Mostrano ancora di più l’incertezza della situazione le conclusioni dei ministri degli Esteri raggiunte il 14 giugno, e che saranno riprese dal Consiglio europeo: l’impegno da parte dei Paesi ricchi dell’Ocse (tra cui tutti quelli dell’Ue) a versare lo 0,7 per cento del loro prodotto interno lordo per finanziare le attività di sviluppo multilaterale e bilaterale resta disatteso. Anzi, l’Ue ne parla adesso come di una «promessa da mantenere», contribuendo al momento solo con lo 0,56 per cento. Inoltre il partenariato tra Paesi sviluppati e Paesi poveri, strumento per comprendere le ragioni e le sensibilità delle diverse componenti che operano nella cooperazione, è lontano dall’essere attivato.

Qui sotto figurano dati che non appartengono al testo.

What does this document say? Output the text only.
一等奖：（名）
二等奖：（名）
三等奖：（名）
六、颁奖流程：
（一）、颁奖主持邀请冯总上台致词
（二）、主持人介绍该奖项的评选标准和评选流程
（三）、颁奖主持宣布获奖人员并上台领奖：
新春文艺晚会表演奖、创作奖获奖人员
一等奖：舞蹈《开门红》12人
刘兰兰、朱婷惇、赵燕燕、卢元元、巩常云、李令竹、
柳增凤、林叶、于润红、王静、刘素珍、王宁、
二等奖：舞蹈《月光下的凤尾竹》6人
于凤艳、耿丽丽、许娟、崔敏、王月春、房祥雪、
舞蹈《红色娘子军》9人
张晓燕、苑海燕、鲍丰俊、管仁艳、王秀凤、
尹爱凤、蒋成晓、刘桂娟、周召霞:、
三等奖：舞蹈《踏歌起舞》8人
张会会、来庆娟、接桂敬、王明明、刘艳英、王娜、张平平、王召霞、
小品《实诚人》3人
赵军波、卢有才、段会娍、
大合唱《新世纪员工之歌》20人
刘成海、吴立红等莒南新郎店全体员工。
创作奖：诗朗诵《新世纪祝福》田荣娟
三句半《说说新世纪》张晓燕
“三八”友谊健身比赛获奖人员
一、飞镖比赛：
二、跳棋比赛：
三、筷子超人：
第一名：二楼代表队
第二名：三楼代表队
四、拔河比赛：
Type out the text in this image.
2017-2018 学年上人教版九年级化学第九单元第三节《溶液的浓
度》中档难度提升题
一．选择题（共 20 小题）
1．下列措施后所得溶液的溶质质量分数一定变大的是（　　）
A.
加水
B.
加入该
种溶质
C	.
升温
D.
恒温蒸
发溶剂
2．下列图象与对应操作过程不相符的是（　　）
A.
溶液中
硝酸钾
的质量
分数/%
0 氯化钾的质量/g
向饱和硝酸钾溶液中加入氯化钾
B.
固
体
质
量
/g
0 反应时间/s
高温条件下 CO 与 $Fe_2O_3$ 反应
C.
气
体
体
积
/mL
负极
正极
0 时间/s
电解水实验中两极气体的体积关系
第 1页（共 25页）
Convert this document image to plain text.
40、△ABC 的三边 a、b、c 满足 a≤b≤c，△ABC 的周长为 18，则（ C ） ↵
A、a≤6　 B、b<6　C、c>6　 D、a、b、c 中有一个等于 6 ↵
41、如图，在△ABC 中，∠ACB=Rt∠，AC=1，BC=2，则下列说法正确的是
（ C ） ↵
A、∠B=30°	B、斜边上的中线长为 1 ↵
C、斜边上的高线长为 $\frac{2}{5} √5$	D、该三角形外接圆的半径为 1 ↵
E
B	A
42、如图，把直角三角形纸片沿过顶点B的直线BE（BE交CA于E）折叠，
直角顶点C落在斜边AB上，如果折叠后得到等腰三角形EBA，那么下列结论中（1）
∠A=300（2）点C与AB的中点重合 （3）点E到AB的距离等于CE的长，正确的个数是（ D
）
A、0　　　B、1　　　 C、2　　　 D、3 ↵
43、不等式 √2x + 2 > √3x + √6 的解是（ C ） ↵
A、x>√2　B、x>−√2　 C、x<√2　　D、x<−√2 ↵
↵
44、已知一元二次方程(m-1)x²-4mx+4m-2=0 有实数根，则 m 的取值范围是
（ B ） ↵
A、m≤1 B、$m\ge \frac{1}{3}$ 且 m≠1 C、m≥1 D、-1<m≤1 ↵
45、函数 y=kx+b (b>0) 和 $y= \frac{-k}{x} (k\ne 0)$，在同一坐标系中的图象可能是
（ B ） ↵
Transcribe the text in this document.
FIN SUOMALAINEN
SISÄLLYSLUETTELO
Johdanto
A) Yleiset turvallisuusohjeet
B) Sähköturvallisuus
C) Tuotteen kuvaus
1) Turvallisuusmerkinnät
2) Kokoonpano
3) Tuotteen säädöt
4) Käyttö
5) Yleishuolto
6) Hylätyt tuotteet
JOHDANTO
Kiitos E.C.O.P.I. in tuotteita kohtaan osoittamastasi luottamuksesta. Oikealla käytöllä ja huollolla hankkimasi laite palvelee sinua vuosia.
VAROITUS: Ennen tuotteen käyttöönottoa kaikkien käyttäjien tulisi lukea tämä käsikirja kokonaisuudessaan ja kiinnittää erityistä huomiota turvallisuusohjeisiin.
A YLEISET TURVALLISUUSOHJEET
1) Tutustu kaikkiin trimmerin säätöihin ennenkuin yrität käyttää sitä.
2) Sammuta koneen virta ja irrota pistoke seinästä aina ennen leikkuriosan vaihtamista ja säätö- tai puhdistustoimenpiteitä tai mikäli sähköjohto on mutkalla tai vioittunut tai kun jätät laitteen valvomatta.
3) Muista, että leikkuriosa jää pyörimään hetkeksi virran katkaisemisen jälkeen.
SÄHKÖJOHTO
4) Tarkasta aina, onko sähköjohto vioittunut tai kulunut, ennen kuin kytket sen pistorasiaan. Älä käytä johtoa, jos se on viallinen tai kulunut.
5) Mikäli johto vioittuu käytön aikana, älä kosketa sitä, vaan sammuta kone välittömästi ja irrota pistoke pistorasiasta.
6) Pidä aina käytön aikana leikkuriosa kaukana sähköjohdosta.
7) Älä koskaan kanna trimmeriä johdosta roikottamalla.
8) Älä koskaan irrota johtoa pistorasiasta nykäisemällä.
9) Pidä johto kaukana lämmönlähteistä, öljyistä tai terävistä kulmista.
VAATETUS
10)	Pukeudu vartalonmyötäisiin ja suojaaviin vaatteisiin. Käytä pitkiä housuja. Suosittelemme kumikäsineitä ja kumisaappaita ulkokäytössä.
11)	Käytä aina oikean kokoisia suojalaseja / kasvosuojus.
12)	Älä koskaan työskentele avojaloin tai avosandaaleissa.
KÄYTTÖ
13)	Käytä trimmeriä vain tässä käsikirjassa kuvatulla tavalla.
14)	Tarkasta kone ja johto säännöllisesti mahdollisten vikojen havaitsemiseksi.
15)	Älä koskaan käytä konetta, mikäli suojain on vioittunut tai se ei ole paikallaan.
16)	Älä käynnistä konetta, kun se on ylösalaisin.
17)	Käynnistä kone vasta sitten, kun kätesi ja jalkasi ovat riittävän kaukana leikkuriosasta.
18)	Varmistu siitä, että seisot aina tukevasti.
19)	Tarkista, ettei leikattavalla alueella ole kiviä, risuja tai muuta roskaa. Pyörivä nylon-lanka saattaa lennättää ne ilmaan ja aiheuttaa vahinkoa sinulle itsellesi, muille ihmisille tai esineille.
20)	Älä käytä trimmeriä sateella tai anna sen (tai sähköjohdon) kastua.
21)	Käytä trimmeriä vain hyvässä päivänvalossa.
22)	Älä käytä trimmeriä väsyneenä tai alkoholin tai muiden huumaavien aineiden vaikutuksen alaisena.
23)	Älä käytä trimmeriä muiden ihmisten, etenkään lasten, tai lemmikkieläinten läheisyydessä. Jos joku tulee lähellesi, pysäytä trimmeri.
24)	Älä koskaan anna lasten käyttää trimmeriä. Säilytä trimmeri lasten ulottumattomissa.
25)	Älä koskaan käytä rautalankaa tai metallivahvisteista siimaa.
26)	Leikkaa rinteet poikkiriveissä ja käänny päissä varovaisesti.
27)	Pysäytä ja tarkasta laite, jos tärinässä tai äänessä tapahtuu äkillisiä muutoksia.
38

Certo a pesare è soprattutto l’impegno per uno stanziamento aggiuntivo da parte degli Stati sviluppati a titolo di aiuto pubblico allo sviluppo. Ed è un traguardo che la crisi di questo momento ha allontanato dalla prospettiva dell’Ue. Una posizione che si spera abbia considerato come il mancato rispetto degli impegni assunti per raggiungere gli Obiettivi del millennionon si manifesterà solo con tragiche conseguenze per milioni di persone strette dalla povertà, dalla fame, dalle malattie, dall’analfabetismo, ma potrà compromettere le più ampie relazioni tra il Nord e il Sud in termini di stabilità, di mobilità umana e di conflitto. L’attenzione è dunque sulla necessità di garantire livelli di sviluppo e diritti fondamentali rispondenti alla dignità umana come via di pace e di sicurezza. Non come altro mercato.